RESEARCH TRIANGLE PARK – United Therapeutics Corp. (Nasdag:UTHR) has received approval from the U.S. Food and Drug Administration (FDA) of its New Drug Application (NDA) for the use of Remodulin injection in its implantable system for treating pulmonary arterial hypertension (PAH).

PAH is a  life-threatening disease of high blood pressure in the arteries carrying blood from the heart to the lungs. It gets worse over time and can make ordinary tasks such as walking, climbing stairs or toting grocery bags difficult for the sufferer.

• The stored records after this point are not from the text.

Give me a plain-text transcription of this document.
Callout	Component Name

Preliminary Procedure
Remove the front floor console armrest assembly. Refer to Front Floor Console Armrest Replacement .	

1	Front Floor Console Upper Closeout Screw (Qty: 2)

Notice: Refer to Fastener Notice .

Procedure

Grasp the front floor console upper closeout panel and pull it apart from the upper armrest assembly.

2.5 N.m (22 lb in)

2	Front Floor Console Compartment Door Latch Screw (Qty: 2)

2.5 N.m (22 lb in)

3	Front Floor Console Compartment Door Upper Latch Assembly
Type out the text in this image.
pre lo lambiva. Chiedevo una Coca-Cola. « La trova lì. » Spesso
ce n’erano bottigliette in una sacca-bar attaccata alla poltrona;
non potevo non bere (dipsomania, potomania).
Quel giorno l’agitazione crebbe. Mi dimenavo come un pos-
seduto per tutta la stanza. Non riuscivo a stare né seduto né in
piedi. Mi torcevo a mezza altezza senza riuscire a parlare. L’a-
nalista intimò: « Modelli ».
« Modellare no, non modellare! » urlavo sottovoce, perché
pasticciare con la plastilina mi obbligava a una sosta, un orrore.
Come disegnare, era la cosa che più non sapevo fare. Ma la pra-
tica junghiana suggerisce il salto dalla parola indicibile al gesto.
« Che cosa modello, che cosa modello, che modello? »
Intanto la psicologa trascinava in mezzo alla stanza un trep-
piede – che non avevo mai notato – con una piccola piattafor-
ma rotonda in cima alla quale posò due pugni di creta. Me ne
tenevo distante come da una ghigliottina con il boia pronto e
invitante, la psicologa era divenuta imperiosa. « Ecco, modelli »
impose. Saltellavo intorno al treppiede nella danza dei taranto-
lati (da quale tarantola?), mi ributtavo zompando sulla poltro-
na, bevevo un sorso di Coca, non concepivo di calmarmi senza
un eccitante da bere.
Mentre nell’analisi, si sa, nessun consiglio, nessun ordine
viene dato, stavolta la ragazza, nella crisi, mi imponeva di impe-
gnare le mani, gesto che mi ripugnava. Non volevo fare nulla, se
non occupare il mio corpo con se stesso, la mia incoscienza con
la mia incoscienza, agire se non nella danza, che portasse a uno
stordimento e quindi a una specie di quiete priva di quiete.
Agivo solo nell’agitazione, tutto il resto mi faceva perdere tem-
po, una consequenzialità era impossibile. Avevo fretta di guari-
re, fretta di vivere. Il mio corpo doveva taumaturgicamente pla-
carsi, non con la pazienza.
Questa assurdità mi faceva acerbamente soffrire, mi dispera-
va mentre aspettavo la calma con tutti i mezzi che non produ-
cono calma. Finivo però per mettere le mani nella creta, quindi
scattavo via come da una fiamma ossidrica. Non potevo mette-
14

The FDA approved Remodulin to treat PAH via continuous subcutaneous administration in 2002 and by continuous intravenous methods in 2004,  both methods using external pumps. According to the company, “In the case of intravenous users, the therapy can be very burdensome and brings a risk of sepsis due to the use of a central indwelling catheter.”

United Therapeutics, based in Silver Springs, MD, and Research Triangle Park, developed the implantable system for Remodulin (ISR) with Medtronic (NYSE:MDT), which the FDA approved in 2017.

The company states that “The ISR provides patients a new option for delivery of intravenous Remodulin, where the entire delivery system is implanted into the body and will be refilled by healthcare professionals at intervals of up to 16 weeks depending on the patient’s dose, using a syringe needle through the patient’s skin.”

“We are extremely excited to offer this new option to patients suffering from PAH,” said Martine Rothblatt, Ph.D., chair and CEO of United Therapeutics, in a statement. “During the course of the DelIVery study, we received considerable physician and patient interest in the ISR. We are grateful to our collaborators at Medtronic for reaching this milestone and look forward to continuing our collaboration.”